- Method to visualize high-dimensional data points in 2/3 dimensional space.
- Data visualization techniques like Chernoff faces and graph approaches just provide a representation and not an interpretation.
- Dimensionality reduction techniques fail to retain both local and global structure of the data simultaneously. For example, PCA and MDS are linear techniques and fail on data lying on a non-linear manifold.
- t-SNE approach converts data into a matrix of pairwise similarities and visualizes this matrix.
- Based on SNE (Stochastic Neighbor Embedding)
- Link to paper
- Given a set of datapoints x1, x2, ...xn, pi|j is the probability that xi would pick xj as its neighbor if neighbors were picked in propotion to their porbability density under a Gaussian centred at xi. Calculation of σi is described later.
- Similarly, define qi|j as condtional probability corresponding to low-dimensional representations of yi and yj(corresponding to xi and xj). The variance of Gaussian in this case is set to be 1/sqrt(2)
- Argument is that if yi and yj captures the similarity between xi and xj, pi|j and qi|j should be equal. So objective function to be minimized is Kullback-Leibler (KL) Divergence measure for Pi and Qi, where Pi (Qi) represent condtional probability distribution given xi (yi)
- Since KL Divergence is not symmetric, the objective function focuses on retaining the local structure.
- Users specify a value called perplexity (measure of effective number of neighbors). A binary search is performed to find &sigmai which produces the Pi having same perplexity as specified by the user.

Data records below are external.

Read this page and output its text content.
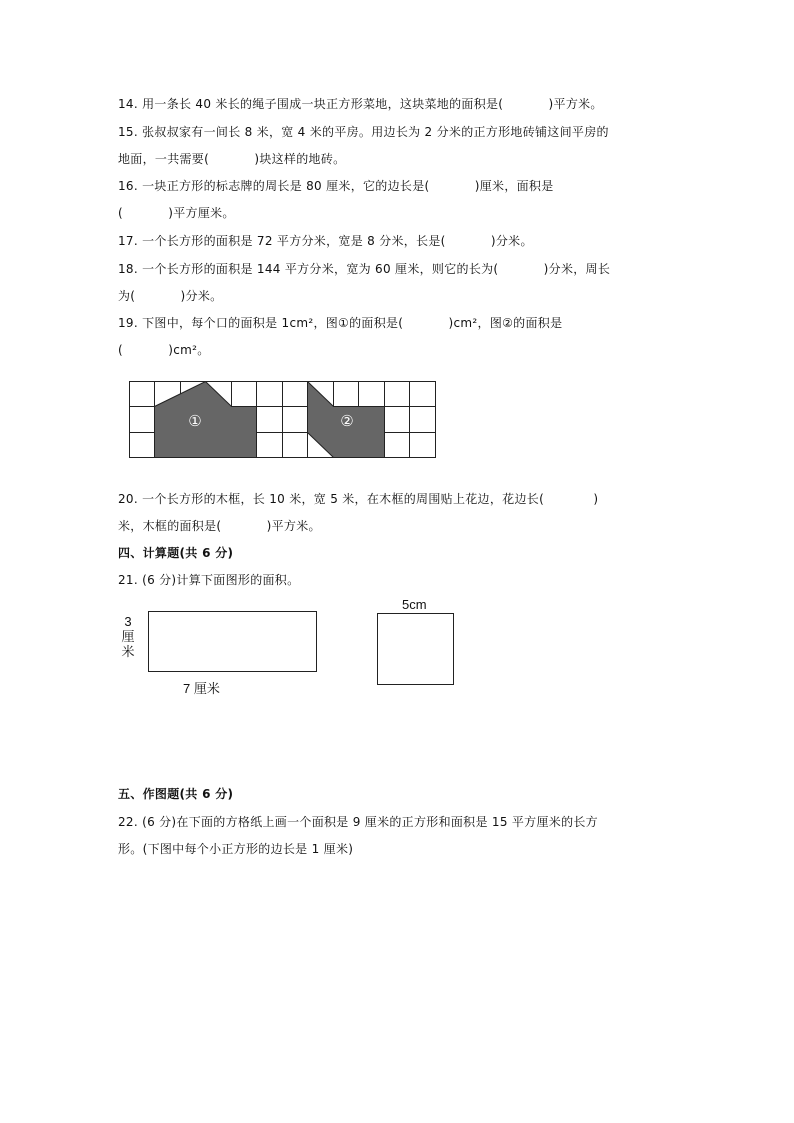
14. 用一条长 40 米长的绳子围成一块正方形菜地，这块菜地的面积是(           )平方米。
15. 张叔叔家有一间长 8 米，宽 4 米的平房。用边长为 2 分米的正方形地砖铺这间平房的
地面，一共需要(           )块这样的地砖。
16. 一块正方形的标志牌的周长是 80 厘米，它的边长是(           )厘米，面积是
(           )平方厘米。
17. 一个长方形的面积是 72 平方分米，宽是 8 分米，长是(           )分米。
18. 一个长方形的面积是 144 平方分米，宽为 60 厘米，则它的长为(           )分米，周长
为(           )分米。
19. 下图中，每个口的面积是 1cm²，图①的面积是(           )cm²，图②的面积是
(           )cm²。
①	②
20. 一个长方形的木框，长 10 米，宽 5 米，在木框的周围贴上花边，花边长(            )
米，木框的面积是(           )平方米。
四、计算题(共 6 分)
21. (6 分)计算下面图形的面积。
3 厘米
7 厘米
5cm
五、作图题(共 6 分)
22. (6 分)在下面的方格纸上画一个面积是 9 厘米的正方形和面积是 15 平方厘米的长方
形。(下图中每个小正方形的边长是 1 厘米)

- Gradient Descent (with momentum) is used to minimize objective function and Gaussian noise is added in early stages to perform simulated annealing.
- A single KL Divergence between P (joint probability distribution in high-dimensional space) and Q (joint probability distribution in low-dimensional space) is minimized.
- Symmetric because pi|j = pj|i and qi|j = qj|i
- More robust to outliers and has a simpler gradient expression.
- When we model a high-dimensional dataset in 2 (or 3) dimensions, it is difficult to segregate the nearby datapoints from moderately distant datapoints and gaps can not form between natural clusters.
- One way around this problem is to use UNI-SNE but optimization of the cost function, in that case, is difficult.
- Instead of Gaussian, use a heavy-tailed distribution (like Student-t distribution) to convert distances into probability scores in low dimensions. This way moderate distance in high-dimensional space can be modeled by larger distance in low-dimensional space.
- Student-t distribution is an infinite mixture of Gaussians and density for a point under this distribution can be computed very fast.
- The cost function is easy to optimize.
- At the start of optimization, force the datapoints (in low-dimensional space) to stay close together so that datapoints can easily move from one cluster to another.
- Implemented an L2-penalty term proportional to the sum of the squared distance of datapoints from the origin.
- Scale all the pi|j's so that large qi|j's are obtained with the effect that natural clusters in the data form tight, widely separated clusters as a lot of empty space is created in the low-dimensional space.
t-SNE on large datasets
- Space and time complexity is quadratic in the number of datapoints so infeasible to apply on large datasets.
- Select a random subset of points (called landmark points) to display.
- for each landmark point, define a random walk starting at a landmark point and terminating at any other landmark point.
- pi|j is defined as fraction of random walks starting at xi and finishing at xj (both these points are landmark points). This way, pi|j is not sensitive to "short-circuits" in the graph (due to noisy data points).
- Gaussian kernel employed by t-SNE (in high-dimensional) defines a soft border between the local and global structure of the data.
- Both nearby and distant pair of datapoints get equal importance in modeling the low-dimensional coordinates.
- The local neighborhood size of each datapoint is determined on the basis of the local density of the data.
- Random walk version of t-SNE takes care of "short-circuit" problem.
- It is unclear t-SNE would perform on general Dimensionality Reduction for more than 3 dimensions. For such higher (than 3) dimensions, Student-t distribution with more degrees of freedom should be more appropriate.
- t-SNE reduces the dimensionality of data mainly based on local properties of the data which means it would fail in data which has intrinsically high dimensional structure (curse of dimensionality).
- The cost function for t-SNE is not convex requiring several optimization parameters to be chosen which would affect the constructed solution.